I am not closing any of the myriad doors in this universe. I am bored of control. I am open to whatever is to come and I know I'll be surprised. I know I will remember the kindness you have taught me.

Yours Ever,

SH'

John looks up at the ceiling. His brimming eyes don't tremble or spill.

Then his voice like a deadly weapon, measured guillotine, easily delivers these last words to Gilly, standing before him snivelling, "Get. Out."

35

A voicemail from Lestrade:

'John, news! If you could call me back – oh, bollocks. John?

Sherlock's been acquitted. Finally, no appeals, he's in the clear. Isn't that wonderful?

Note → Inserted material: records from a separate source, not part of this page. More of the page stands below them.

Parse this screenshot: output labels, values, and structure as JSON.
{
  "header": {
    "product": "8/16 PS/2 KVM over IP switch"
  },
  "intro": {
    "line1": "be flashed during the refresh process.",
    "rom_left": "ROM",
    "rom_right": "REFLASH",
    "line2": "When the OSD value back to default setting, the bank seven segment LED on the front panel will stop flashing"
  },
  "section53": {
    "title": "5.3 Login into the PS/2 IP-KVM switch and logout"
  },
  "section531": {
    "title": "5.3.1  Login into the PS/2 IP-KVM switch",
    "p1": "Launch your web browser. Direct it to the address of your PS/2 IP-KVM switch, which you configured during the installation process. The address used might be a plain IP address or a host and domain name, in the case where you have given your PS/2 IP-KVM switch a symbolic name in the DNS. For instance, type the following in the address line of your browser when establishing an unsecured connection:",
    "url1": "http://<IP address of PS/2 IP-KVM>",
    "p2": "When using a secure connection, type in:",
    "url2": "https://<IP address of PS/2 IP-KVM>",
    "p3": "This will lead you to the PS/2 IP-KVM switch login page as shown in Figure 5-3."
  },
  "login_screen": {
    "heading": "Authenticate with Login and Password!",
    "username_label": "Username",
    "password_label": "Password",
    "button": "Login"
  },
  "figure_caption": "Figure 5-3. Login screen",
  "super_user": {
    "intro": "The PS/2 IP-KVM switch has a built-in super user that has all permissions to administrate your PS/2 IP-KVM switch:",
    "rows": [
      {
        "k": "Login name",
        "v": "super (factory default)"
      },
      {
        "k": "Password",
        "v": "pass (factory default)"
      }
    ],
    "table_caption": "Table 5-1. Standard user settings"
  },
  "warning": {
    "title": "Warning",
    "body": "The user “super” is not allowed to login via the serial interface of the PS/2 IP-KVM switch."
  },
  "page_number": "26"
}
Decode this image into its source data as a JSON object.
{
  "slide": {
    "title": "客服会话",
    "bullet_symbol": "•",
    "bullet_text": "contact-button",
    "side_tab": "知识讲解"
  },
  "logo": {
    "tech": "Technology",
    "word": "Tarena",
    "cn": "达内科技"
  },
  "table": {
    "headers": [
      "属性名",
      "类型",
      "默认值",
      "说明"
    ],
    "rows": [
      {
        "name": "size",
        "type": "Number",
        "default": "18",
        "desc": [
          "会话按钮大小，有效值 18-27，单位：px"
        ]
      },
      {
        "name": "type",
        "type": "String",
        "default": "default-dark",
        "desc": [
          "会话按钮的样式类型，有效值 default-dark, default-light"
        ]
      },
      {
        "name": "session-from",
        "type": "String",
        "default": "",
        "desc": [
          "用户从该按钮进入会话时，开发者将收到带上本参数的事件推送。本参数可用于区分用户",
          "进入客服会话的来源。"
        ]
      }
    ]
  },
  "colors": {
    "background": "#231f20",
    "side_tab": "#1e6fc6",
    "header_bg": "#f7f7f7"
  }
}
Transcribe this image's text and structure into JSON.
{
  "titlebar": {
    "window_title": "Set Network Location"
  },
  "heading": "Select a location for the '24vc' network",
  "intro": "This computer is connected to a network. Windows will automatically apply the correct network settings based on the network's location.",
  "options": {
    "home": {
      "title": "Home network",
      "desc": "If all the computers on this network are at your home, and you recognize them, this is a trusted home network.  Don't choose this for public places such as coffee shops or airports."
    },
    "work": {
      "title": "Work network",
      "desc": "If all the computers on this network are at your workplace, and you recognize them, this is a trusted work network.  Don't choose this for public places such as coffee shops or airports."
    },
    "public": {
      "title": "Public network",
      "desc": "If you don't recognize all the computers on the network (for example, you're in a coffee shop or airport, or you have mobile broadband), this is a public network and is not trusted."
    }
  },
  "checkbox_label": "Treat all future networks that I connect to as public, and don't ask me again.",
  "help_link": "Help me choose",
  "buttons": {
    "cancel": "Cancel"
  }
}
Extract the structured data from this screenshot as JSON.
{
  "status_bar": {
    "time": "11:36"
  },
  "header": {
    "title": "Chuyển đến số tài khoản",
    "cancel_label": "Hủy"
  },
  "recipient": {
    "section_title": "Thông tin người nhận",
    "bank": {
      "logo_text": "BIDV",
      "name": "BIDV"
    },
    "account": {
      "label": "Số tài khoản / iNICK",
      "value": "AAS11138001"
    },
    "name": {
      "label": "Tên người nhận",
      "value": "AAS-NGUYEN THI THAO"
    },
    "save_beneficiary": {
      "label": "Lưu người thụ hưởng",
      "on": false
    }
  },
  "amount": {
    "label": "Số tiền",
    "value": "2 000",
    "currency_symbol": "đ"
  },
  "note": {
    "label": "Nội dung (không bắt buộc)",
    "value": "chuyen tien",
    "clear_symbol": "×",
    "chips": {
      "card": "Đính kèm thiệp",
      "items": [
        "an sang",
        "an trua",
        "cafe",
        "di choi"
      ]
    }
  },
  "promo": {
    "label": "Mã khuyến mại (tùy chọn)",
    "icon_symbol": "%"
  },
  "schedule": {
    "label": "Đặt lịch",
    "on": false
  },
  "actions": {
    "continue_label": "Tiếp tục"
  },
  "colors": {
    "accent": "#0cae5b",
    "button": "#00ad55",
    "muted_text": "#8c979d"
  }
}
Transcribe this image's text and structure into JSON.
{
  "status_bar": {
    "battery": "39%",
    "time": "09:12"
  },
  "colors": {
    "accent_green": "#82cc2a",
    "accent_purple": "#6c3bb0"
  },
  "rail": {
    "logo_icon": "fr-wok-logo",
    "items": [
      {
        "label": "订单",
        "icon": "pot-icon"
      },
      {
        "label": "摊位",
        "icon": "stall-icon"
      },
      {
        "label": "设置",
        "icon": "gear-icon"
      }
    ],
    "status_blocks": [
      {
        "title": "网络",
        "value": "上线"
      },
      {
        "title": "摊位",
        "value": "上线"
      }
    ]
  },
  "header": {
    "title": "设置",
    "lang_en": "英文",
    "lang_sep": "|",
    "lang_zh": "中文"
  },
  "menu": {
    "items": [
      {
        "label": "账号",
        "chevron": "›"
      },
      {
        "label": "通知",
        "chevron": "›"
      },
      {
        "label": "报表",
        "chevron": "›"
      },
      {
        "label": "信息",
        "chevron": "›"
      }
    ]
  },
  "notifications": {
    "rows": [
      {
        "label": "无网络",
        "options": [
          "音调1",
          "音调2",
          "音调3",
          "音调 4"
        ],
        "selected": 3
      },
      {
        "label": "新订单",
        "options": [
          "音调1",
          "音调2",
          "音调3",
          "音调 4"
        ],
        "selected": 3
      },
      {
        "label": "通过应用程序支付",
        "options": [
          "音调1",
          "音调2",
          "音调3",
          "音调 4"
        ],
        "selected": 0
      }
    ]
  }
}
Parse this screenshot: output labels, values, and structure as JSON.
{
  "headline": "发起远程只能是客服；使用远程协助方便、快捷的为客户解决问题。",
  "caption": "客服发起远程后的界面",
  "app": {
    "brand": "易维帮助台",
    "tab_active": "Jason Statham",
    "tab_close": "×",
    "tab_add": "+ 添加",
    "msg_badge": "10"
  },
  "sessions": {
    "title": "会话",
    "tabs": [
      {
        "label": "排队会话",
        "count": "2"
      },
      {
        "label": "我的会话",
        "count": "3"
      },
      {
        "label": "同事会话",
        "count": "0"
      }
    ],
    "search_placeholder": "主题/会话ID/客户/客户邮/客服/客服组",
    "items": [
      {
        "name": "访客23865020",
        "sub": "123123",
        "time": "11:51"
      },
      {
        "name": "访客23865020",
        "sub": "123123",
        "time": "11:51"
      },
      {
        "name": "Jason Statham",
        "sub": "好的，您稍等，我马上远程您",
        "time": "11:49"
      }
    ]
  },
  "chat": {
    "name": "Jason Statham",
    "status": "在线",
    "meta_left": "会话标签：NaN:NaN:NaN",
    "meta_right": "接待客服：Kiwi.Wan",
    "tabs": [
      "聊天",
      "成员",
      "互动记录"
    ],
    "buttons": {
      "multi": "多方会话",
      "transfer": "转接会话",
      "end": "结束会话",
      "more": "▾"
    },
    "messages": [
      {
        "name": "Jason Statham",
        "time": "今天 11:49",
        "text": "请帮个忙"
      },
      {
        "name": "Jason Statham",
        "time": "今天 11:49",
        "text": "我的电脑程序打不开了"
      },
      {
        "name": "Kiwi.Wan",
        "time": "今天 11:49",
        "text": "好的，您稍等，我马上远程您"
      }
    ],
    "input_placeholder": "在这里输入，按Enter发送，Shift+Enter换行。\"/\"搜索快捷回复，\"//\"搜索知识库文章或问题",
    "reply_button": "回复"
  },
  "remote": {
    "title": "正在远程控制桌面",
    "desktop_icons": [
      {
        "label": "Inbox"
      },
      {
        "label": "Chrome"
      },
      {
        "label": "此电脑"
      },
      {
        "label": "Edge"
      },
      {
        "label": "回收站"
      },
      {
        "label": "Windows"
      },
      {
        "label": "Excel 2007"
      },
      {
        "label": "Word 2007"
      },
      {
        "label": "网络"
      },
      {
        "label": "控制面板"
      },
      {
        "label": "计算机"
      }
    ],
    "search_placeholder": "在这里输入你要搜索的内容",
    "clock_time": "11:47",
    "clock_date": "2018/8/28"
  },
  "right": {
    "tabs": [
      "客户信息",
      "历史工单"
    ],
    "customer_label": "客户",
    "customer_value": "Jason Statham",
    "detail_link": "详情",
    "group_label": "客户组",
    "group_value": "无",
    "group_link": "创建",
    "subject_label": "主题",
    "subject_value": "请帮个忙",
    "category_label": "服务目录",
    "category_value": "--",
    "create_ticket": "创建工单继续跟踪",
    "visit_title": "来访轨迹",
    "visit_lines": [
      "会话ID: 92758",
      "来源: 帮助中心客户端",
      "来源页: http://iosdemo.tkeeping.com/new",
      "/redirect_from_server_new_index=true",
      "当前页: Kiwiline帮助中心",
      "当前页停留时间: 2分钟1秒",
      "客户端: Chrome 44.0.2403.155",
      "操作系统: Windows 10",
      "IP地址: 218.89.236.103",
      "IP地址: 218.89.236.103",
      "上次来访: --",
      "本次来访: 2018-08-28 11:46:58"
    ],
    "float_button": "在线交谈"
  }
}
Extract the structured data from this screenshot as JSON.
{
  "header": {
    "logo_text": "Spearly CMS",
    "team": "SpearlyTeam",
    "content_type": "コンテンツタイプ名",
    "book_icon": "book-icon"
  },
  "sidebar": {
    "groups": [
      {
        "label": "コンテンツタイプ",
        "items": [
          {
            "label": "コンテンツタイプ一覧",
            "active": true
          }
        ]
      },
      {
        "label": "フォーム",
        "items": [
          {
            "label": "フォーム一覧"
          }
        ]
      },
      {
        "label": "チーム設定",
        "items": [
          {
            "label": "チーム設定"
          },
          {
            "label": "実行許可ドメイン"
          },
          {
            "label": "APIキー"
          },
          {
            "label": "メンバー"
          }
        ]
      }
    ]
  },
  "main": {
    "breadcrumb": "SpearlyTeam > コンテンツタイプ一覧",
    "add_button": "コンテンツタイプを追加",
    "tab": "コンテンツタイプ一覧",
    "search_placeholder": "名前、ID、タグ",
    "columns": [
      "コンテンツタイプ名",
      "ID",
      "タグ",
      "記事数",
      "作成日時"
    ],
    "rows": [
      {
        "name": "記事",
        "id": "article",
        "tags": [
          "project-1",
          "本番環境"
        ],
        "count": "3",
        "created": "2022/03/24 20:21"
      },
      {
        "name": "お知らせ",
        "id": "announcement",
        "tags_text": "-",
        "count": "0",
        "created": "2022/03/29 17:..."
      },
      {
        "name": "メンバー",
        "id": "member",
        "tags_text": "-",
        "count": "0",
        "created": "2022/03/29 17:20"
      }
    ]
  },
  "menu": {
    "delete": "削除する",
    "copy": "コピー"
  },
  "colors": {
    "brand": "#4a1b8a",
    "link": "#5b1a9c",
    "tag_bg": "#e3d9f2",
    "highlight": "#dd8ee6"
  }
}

Every single one of his cases was proved correct. God you can't believe how relieved - sorry, obviously not about me. But still, he'd be pleased, wouldn't he?'

A long pause.

'Well … that's all. See you, hopefully.'

John rolls over on the sofa, twisting his blanket around himself like a cocoon.

"Tell his grave."

36

It's raining, and John shakes a small shower of water from his parka as he arrives back at 221B. He enjoys the blooming blue smell of the rain, and has been wandering aimlessly around London for hours.

The entire house is still.

John fiddles with the radio, which sparks to life, delivering the low tones of Radio 4 into the gloom as he potters around.

Beans on toast, a poached egg, some paprika. He reads the paper as he eats, as a distraction. Later, he will pour himself a glass of wine, and watch the rain fall darkly on Baker Street.

Leaning his forehead against the window, he notices a tramp resting against a lamp post outside, bundled in coats, face obscured by a broad-rimmed hat. The man favours John with a nod, before moving on with surprisingly sprightly footsteps.

John pities him for a moment. Before realising that he is just as alone.